Em verdade, Wells falou por muita gente. Em documentário recente, a Discovery Channel o chama de “visionário”, de “profeta da ciência” que, “com suas previsões, ajudou a mudar o rumo da história”. Ora, Wells não fora um profeta, mas um intelectual de primeira!
Wells chama a atenção de público e crítica ainda hoje, em A Máquina do Tempo, por ser o primeiro romance a tratar da (ou se embasar na) teoria evolucionista. Ora, Wells fora aluno de Thomas Huxley (ainda não é o do título, este fora avô do Julien), auto-denominado “bulldog de Darwin”. Wells poderia ter escrito um tratado sobre biologia evolutiva, mas escreveu um romance. Do mesmo modo, em The World Set Free, fala sobre a energia atômica e o perigo das armas nucleares, antevendo uma Guerra mundial nuclear antes mesmo da Primeira Guerra: ou seja, mais de três décadas antes de Hiroshima e Nagasaki. Profeta? Não, um intelectual de primeira!
É preciso que, urgentemente, alguns conceitos sejam revistos. Como diz Todorov, a literatura não nasce no vazio. Ela não surge de uma mente genial completamente desconectada do mundo social. Ela não pertence a um universo restrito e recluso nela mesma. Ela fala sobre o mundo, mesmo quando imagina mundos outros. Ela fala sobre o homens, mesmo que para isso recorra a figuras inumanas.

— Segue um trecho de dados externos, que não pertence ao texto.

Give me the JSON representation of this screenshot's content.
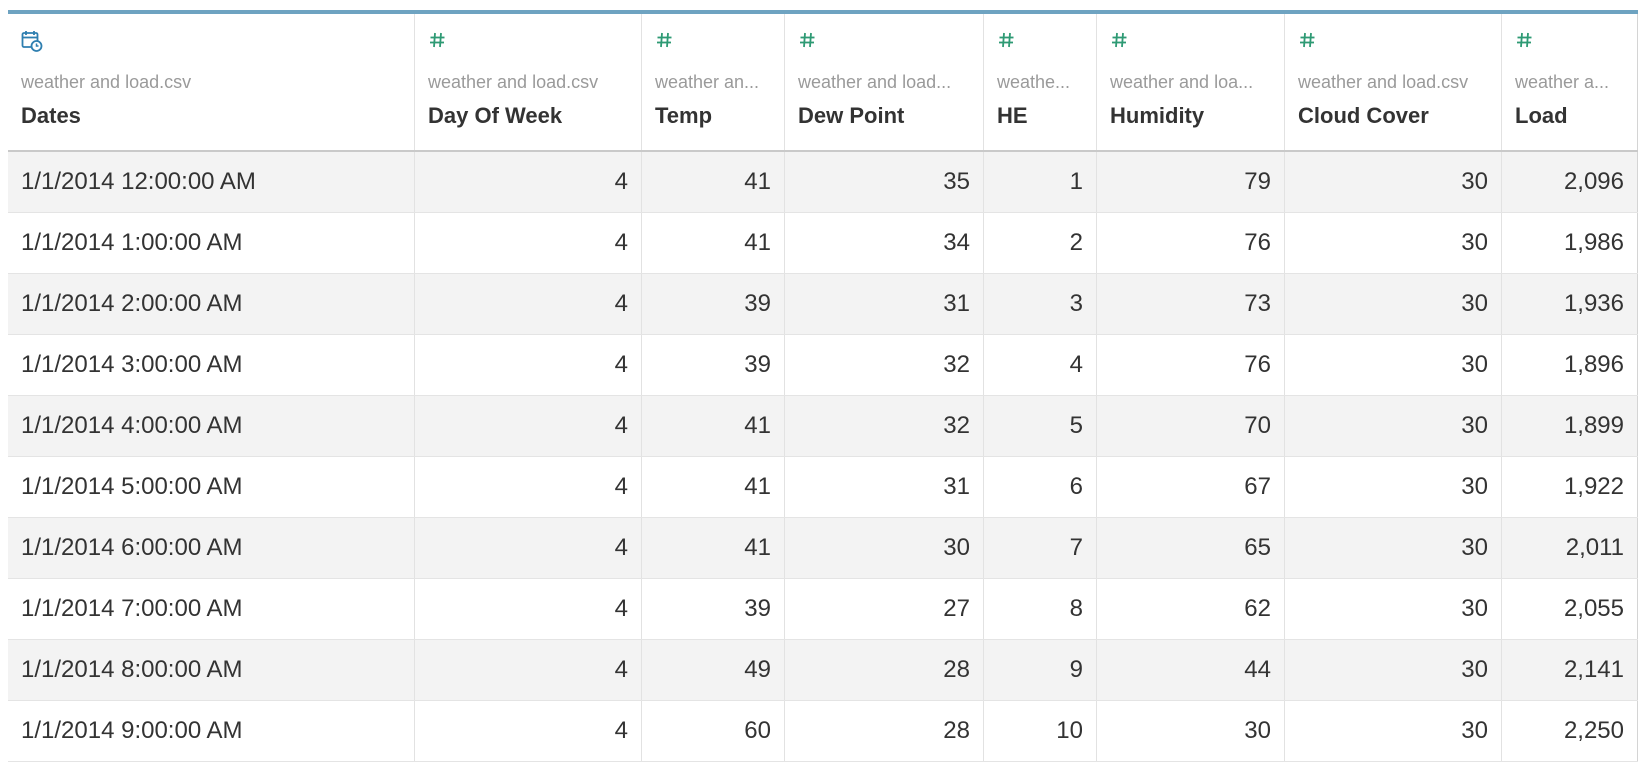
{
  "columns": [
    {
      "icon": "calendar-clock-icon",
      "source": "weather and load.csv",
      "name": "Dates"
    },
    {
      "icon": "number-hash-icon",
      "source": "weather and load.csv",
      "name": "Day Of Week"
    },
    {
      "icon": "number-hash-icon",
      "source": "weather an...",
      "name": "Temp"
    },
    {
      "icon": "number-hash-icon",
      "source": "weather and load...",
      "name": "Dew Point"
    },
    {
      "icon": "number-hash-icon",
      "source": "weathe...",
      "name": "HE"
    },
    {
      "icon": "number-hash-icon",
      "source": "weather and loa...",
      "name": "Humidity"
    },
    {
      "icon": "number-hash-icon",
      "source": "weather and load.csv",
      "name": "Cloud Cover"
    },
    {
      "icon": "number-hash-icon",
      "source": "weather a...",
      "name": "Load"
    }
  ],
  "rows": [
    [
      "1/1/2014 12:00:00 AM",
      "4",
      "41",
      "35",
      "1",
      "79",
      "30",
      "2,096"
    ],
    [
      "1/1/2014 1:00:00 AM",
      "4",
      "41",
      "34",
      "2",
      "76",
      "30",
      "1,986"
    ],
    [
      "1/1/2014 2:00:00 AM",
      "4",
      "39",
      "31",
      "3",
      "73",
      "30",
      "1,936"
    ],
    [
      "1/1/2014 3:00:00 AM",
      "4",
      "39",
      "32",
      "4",
      "76",
      "30",
      "1,896"
    ],
    [
      "1/1/2014 4:00:00 AM",
      "4",
      "41",
      "32",
      "5",
      "70",
      "30",
      "1,899"
    ],
    [
      "1/1/2014 5:00:00 AM",
      "4",
      "41",
      "31",
      "6",
      "67",
      "30",
      "1,922"
    ],
    [
      "1/1/2014 6:00:00 AM",
      "4",
      "41",
      "30",
      "7",
      "65",
      "30",
      "2,011"
    ],
    [
      "1/1/2014 7:00:00 AM",
      "4",
      "39",
      "27",
      "8",
      "62",
      "30",
      "2,055"
    ],
    [
      "1/1/2014 8:00:00 AM",
      "4",
      "49",
      "28",
      "9",
      "44",
      "30",
      "2,141"
    ],
    [
      "1/1/2014 9:00:00 AM",
      "4",
      "60",
      "28",
      "10",
      "30",
      "30",
      "2,250"
    ]
  ],
  "colors": {
    "accent": "#6ea3c1",
    "number_icon": "#2e9a74",
    "date_icon": "#2f7fb0"
  }
}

Do mesmo modo que é preciso denunciar e atuar contra a lógica especializante da academia, é preciso sacudir suas certezas, derrubar muros.
O posfácio da recente edição brasileira de Admirável Mundo Novo diz que “o leitor do século XXI pode reconhecer valores e comportamentos que deixaram de ser imagens de um mundo futurista para serem expressão de um modo de vida, agora real”.
Decerto, o Mundo Novo descrito por Aldous Huxley (este sim o do título!) em muito se assemelha aa nossa sociedade. Além da clonagem, da inseminação artificial e da manipulação do genoma humano, temas como a crescente racionalização do quotidiano, da liberdade sexual, a multiplicação dos mecanismos de controle e propaganda, a lógica utilitarista, as tecnologias que visam prorrogar o envelhecimento do corpo e a diminuição em importância da família para a constituição do indivíduo foram “antecipados” por Huxley no alvorecer dos anos 1930.
Outro aspecto interessante desta obra é que, mesmo escrito no entre-guerras, num momento em que os totalitarismos (russo e europeus) se constituíam enquanto oposição ao liberalismo, Huxley projeta um Mundo Novo em que o sistema político é um híbrido dos dois modelos: sob o discurso da liberdade se escondem mecanismos de controle que buscam ir além da repressão das vontades, mas na manipulação, no condicionamento da consciência mesma, afetando o indivíduo na sua subjetividade, de modo que a consciência-de-si abre espaço para a mecânica reprodução de máximas e padrões comportamentais fundamentalmente vinculados ao exercício da compra, à busca pela satisfação sexual e à necessidade de se reconhecer enquanto “normal”. Alguma semelhança com o atual estado de coisas?
Como Wells, Huxley não fora profeta de coisa alguma. Mas sim, um grande pensador. Poderia ter escrito tratados sobre Ciência Política, Sociologia, Antropologia, Psicologia, ou a logia que for, mas escreveu romances. Contudo, muito antes de escritores de ficção, Huxley e Wells foram pensadores do mundo.